Hewlett-Packard Chairman and Chief Executive Officer (CEO) Mark Hurd has an incomplete recollection of details of a crucial internal meeting on the HP board scandal, according to new information released this week.
The company released Hurd's answers to questions from a U.S. House of Representatives Subcommittee investigating HP's potentially illegal use of false pretenses to get access to phone records of HP employees, board members and journalists.
The subcommittee's questions concerned a July 22, 2005, meeting of HP officials and private investigators at which Hurd was told that the probe focused on "obtaining phone record information off the Web."
Several times in the transcript of Hurd's answers, he responds that he doesn't remember who said that and didn't ask what was meant by that phrase.
"In retrospect I wish that I had been more focused on investigatory methodologies when the remark was made," he stated. "Had I been, I might have questioned the remark or pressed for more details on the investigation.
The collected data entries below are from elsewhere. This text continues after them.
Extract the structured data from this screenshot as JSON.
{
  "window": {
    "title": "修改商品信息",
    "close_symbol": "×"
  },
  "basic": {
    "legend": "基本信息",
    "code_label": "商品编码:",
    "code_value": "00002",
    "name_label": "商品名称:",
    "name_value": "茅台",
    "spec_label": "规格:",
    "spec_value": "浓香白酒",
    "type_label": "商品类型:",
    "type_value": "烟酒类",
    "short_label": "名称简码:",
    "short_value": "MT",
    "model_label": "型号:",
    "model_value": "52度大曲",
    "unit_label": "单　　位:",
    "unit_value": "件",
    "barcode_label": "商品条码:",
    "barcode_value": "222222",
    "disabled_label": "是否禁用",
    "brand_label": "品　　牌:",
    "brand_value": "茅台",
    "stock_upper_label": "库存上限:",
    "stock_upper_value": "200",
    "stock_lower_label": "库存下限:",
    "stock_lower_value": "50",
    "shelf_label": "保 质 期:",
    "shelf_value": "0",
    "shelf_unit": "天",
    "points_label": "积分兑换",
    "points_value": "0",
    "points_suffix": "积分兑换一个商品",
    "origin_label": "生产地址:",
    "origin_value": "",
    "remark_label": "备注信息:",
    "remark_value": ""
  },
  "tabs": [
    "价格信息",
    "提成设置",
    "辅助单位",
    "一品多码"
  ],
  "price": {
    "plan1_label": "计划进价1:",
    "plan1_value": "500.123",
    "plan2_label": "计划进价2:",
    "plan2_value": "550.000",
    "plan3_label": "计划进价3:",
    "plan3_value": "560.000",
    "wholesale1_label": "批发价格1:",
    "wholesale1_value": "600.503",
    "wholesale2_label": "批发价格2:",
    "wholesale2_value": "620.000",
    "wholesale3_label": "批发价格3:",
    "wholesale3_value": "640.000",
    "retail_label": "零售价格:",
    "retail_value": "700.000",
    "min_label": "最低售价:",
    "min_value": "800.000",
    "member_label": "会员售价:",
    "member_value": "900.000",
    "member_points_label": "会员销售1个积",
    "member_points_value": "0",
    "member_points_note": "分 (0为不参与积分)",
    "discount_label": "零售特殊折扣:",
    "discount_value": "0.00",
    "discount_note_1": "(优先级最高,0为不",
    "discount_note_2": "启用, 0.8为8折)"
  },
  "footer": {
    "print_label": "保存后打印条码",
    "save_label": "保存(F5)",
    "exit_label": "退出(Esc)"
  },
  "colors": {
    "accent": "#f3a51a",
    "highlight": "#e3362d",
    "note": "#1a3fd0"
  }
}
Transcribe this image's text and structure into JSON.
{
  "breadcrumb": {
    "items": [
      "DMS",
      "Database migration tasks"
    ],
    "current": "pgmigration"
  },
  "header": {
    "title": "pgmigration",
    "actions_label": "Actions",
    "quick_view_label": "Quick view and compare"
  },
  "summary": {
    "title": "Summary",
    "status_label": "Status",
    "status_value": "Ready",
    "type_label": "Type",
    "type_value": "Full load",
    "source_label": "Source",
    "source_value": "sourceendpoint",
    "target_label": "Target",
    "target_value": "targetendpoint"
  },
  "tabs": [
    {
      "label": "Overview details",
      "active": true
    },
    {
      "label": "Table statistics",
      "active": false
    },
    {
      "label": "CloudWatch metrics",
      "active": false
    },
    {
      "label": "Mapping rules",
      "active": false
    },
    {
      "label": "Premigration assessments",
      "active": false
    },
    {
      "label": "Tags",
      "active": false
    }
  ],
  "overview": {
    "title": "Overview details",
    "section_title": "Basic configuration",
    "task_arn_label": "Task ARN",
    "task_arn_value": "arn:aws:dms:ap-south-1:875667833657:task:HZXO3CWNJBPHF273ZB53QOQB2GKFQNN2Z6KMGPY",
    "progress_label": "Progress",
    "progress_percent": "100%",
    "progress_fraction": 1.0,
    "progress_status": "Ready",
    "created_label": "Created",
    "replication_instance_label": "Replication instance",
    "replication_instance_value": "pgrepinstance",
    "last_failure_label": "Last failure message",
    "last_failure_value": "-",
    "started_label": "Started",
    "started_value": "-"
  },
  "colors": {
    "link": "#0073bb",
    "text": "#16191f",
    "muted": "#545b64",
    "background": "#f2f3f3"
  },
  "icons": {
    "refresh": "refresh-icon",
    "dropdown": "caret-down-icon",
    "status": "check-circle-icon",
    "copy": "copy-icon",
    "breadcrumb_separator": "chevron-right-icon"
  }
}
Unfortunately, I was not focused on the issue, so I did not dive into the details."
In eight pages of questions and answers, Hurd was pressed further about the phrase "phone record information off the Web."
"I simply thought there might be some Web site containing publicly available information about phone records," he stated.
In previous testimony and public statements, Hurd said he was sent a report in April 2006 on the progress of a second investigation of leaks, but lamented that he hadn't read the report. That report detailed use of pretexting -- a method of pretending to be a phone-company customer to gain access to that customer's phone records -- and concerns about the legality of such a practice.
The HP investigations were trying to determine who had leaked news of confidential board meetings to the media.
Hurd said he did not think anything improper had been done by the investigators until director Thomas Perkins resigned in protest in May 2006 after revealing that his phone carrier, AT&T, had told him his phone records had been surreptitiously obtained.
The transcript of questions submitted to Hurd by Oversight and Investigations Subcommittee chairman Ed Whitfield also mentions that the phone records of Hurd's HP-issued cell phone had been obtained as part of the investigation, but that Hurd says he didn't inquire as to how or why they had been obtained.
Former HP Chairman Patricia Dunn, a former company lawyer and three private investigators are facing felony charges in a Santa Clara County, California, Superior Court for using allegedly illegal tactics to investigate the board leaks.
Hurd and Dunn were among several witnesses called before the House Subcommittee on Sept. 28 to answer questions about their probe. The House Energy and Commerce Committee, of which the Subcommittee is a part, backs legislation to make pretexting a federal crime.